For the final post in Raising Good Students, I wanted to address the all-too-common problem of student/teacher conflict. The reality is sometimes students have personality conflicts with teachers. The reality is some teachers are not good teachers. While I believe these are the exceptions to the rule, your child will still most likely encounter one of these situations at some point during school and how the parent addresses it with the child sets the tone for future learning.
When our children are treated unfairly, our “mother bear” instincts come out making us want to attack. It’s easy for us to help children play the victim role by telling them how unfairly they are being treated and criticize the teacher in discussions with our children. By doing this, I believe we, as parents, are missing a valuable opportunity to teach our children lessons about life.
Instead of being negative, I would encourage your child to learn how to make the best out of a difficult situation. Students will have to learn how to deal with difficult professors and bosses, and the seeds of how to do this are planted in school. I’m not saying that as a parent you should ignore situations which need to be dealt with but be careful about how you discuss it with your child. Comments such as “let’s try to put ourselves in the teacher’s shoes” or “what can you learn from this” are so much more beneficial to a child than saying “she is so unfair” or “I can’t believe he would count off for that.”
A friend of mine relayed a story to me of her student who is struggling with a teacher. This parent has contacted the teacher and administration about some issues; however, when discussing with her child, she is telling the child things she can do to make the most of a not-great situation. She is teaching her child how to be proactive, work with the teacher, and not be a victim. This has not been easy, but I believe she is ultimately preparing her child for life. She is praising her child for hanging in there and doing her best when circumstances are not great.

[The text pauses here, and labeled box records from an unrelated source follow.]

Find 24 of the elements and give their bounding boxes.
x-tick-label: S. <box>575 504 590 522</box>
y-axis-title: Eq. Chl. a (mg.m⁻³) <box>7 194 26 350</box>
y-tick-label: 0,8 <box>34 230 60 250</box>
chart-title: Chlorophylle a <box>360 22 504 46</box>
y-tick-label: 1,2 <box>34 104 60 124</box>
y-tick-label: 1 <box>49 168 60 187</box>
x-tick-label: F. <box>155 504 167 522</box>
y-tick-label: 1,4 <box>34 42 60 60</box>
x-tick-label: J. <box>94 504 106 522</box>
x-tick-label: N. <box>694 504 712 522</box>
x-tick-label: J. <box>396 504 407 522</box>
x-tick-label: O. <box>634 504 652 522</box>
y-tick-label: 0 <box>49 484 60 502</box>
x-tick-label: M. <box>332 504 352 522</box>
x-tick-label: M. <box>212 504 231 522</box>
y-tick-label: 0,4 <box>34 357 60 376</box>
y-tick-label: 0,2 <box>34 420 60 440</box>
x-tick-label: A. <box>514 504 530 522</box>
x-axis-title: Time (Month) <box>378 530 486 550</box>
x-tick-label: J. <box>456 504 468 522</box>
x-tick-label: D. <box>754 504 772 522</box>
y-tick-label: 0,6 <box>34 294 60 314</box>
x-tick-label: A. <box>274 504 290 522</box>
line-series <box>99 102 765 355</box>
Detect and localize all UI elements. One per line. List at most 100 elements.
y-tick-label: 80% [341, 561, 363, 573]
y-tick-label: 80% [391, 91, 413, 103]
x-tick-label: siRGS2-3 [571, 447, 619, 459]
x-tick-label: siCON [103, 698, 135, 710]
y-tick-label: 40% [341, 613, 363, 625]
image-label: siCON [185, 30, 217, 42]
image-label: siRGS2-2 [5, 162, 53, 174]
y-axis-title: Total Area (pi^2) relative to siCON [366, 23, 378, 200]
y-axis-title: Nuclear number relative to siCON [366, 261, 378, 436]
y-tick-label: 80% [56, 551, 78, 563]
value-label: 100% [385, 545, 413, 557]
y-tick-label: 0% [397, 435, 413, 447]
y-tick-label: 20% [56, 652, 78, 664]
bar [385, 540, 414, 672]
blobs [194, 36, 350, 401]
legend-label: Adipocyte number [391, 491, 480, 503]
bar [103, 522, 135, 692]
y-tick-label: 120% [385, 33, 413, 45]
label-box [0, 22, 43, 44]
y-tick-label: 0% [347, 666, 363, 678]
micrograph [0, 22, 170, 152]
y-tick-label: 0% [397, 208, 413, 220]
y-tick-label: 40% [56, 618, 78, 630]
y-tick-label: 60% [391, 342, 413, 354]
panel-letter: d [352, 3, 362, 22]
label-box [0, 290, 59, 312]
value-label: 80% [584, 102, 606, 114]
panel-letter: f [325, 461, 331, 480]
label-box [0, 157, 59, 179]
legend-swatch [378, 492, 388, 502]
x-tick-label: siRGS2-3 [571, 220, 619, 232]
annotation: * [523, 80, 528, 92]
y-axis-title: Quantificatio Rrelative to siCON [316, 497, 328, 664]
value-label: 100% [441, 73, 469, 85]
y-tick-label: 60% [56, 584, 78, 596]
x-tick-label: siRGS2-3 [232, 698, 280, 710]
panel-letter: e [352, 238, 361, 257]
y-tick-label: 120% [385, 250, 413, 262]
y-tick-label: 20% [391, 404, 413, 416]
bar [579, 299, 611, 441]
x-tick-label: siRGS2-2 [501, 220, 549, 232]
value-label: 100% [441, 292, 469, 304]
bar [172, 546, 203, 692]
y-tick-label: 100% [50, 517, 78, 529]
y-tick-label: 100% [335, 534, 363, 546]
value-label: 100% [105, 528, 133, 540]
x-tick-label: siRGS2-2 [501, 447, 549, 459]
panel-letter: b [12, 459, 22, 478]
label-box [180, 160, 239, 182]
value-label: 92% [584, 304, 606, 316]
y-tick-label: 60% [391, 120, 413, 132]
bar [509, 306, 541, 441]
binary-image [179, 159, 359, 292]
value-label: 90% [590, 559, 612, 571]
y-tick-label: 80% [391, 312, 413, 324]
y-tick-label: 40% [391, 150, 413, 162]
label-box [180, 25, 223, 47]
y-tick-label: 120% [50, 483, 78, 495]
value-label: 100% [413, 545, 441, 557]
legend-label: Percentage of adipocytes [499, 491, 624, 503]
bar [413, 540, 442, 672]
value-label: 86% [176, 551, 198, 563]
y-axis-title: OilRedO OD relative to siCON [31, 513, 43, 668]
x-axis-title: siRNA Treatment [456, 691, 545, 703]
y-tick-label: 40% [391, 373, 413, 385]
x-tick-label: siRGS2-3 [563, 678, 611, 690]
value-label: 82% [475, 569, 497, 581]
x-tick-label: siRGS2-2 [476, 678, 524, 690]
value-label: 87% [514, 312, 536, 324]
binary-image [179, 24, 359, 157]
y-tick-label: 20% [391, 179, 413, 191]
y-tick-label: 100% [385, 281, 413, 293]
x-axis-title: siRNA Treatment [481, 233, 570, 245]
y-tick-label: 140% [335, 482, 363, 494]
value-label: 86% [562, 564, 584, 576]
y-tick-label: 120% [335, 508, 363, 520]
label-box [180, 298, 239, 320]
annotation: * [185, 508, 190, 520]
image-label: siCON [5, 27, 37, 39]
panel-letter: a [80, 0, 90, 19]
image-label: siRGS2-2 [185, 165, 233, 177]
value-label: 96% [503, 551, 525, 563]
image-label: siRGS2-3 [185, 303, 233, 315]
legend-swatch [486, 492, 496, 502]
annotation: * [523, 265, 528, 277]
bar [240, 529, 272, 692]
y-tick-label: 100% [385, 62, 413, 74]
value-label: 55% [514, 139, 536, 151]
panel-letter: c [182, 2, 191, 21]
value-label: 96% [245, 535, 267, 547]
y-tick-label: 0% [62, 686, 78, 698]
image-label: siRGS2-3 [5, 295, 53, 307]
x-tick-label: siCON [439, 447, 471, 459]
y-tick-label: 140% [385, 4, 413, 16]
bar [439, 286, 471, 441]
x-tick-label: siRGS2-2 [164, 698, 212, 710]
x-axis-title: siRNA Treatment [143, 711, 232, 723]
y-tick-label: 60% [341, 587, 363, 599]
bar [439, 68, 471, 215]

The other thing my friend has done that is great is to encourage her elementary school child to speak directly to the teacher about issues. I have sat in many conferences about issues that I had no idea were even issues because the student never addressed it with me. How are students supposed to learn how to resolve issues if we as parents are so quick to resolve them? My children knew not to ask me to speak to a teacher if they had not tried to resolve the issue first.
Another thought I have, since I also see things from a teacher’s point of view, is that sometimes the story that makes it home may not be reality. While I don’t want to say that your child is not telling the truth, I have heard things that I’ve “said” which I’ve never said. So I would also encourage parents to make sure you know the full story before drawing conclusion. Miscommunication or failure to have all of the facts are often the root of many problems.
How can you encourage your child when he or she does not get along with a teacher?
Nice post! This is definitely a good opportunity for kids to learn how to deal with conflict–helps to teach assertiveness and not agressive behavior. BTW, how did you get my third-grade teacher’s picture. 🙂
Yes, I searched long and hard for her, but the stories she had to share about you were well worth it!